Blintz Casserole
Yield: About 6 servings (1-2 blintzes per person)
Truly the perfect brunch dish, this blintz casserole is eggy, cheesy, sweet, savory, creamy, and crispy. With just a handful of ingredients, it’s simple to put together and worthy of special occasions like Mother’s Day.


  • 1 stick butter, melted
  • ½ cup (120ml) orange juice
  • ¼ cup (48g) granulated sugar
  • 1 cup (240g) sour cream or whole milk Greek yogurt
  • 6 large eggs
  • 8-12 blintzes (frozen or fresh; and no need to thaw if frozen)
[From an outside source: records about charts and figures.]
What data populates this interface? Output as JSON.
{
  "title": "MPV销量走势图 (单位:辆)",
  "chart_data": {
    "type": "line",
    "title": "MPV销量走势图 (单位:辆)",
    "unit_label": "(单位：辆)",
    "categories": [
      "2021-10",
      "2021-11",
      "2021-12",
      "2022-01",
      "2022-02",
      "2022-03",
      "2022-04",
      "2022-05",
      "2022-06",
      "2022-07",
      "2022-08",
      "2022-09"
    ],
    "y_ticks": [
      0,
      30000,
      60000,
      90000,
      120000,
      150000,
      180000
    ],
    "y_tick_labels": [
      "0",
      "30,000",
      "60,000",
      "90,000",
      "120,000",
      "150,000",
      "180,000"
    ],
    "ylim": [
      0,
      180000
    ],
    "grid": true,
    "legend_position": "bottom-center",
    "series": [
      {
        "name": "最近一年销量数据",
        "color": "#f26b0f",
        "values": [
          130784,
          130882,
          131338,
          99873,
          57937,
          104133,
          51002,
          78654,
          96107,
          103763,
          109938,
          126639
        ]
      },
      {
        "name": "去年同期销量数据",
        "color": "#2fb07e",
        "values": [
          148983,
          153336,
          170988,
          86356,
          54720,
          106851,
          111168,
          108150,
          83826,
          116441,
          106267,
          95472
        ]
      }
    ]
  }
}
  1. Preheat oven to 350℉.
  2. Pour the melted butter into the bottom of a 9×9 pan.*
  3. Mix the OJ, sugar, sour cream or yogurt, and eggs.
  4. Lay the blintzes on top of the butter and arrange evenly in pan.
  5. Pour the wet mixture evenly over the blintzes until they are fully covered. If using a smaller pan size, or fewer blintzes, you will likely not need all of the mixture to achieve this. There won’t be much mixture leftover anyway, but any extra can be discarded.
  6. Bake for 1 hour or until bubbly and lightly brown across the surface with some lightly crusty edges. The smooth creamy blintzes are the star of the show, but a crispy edge can look appealing at service if you want to leave in a few minutes longer. Just keep an eye out for burning.
  7. Let cool for 15 minutes before serving. The casserole may be enjoyed warm or room temperature, plain or topped with Blueberry Lemon Sauce or jam of choice.

Notes on Baking Pan Size

*A 9×9 pan fits about 12 small frozen blintzes (you can use fresh or if larger frozen blintzes can just adjust pan), and I fit 10 small blintzes in an 8×8 pan.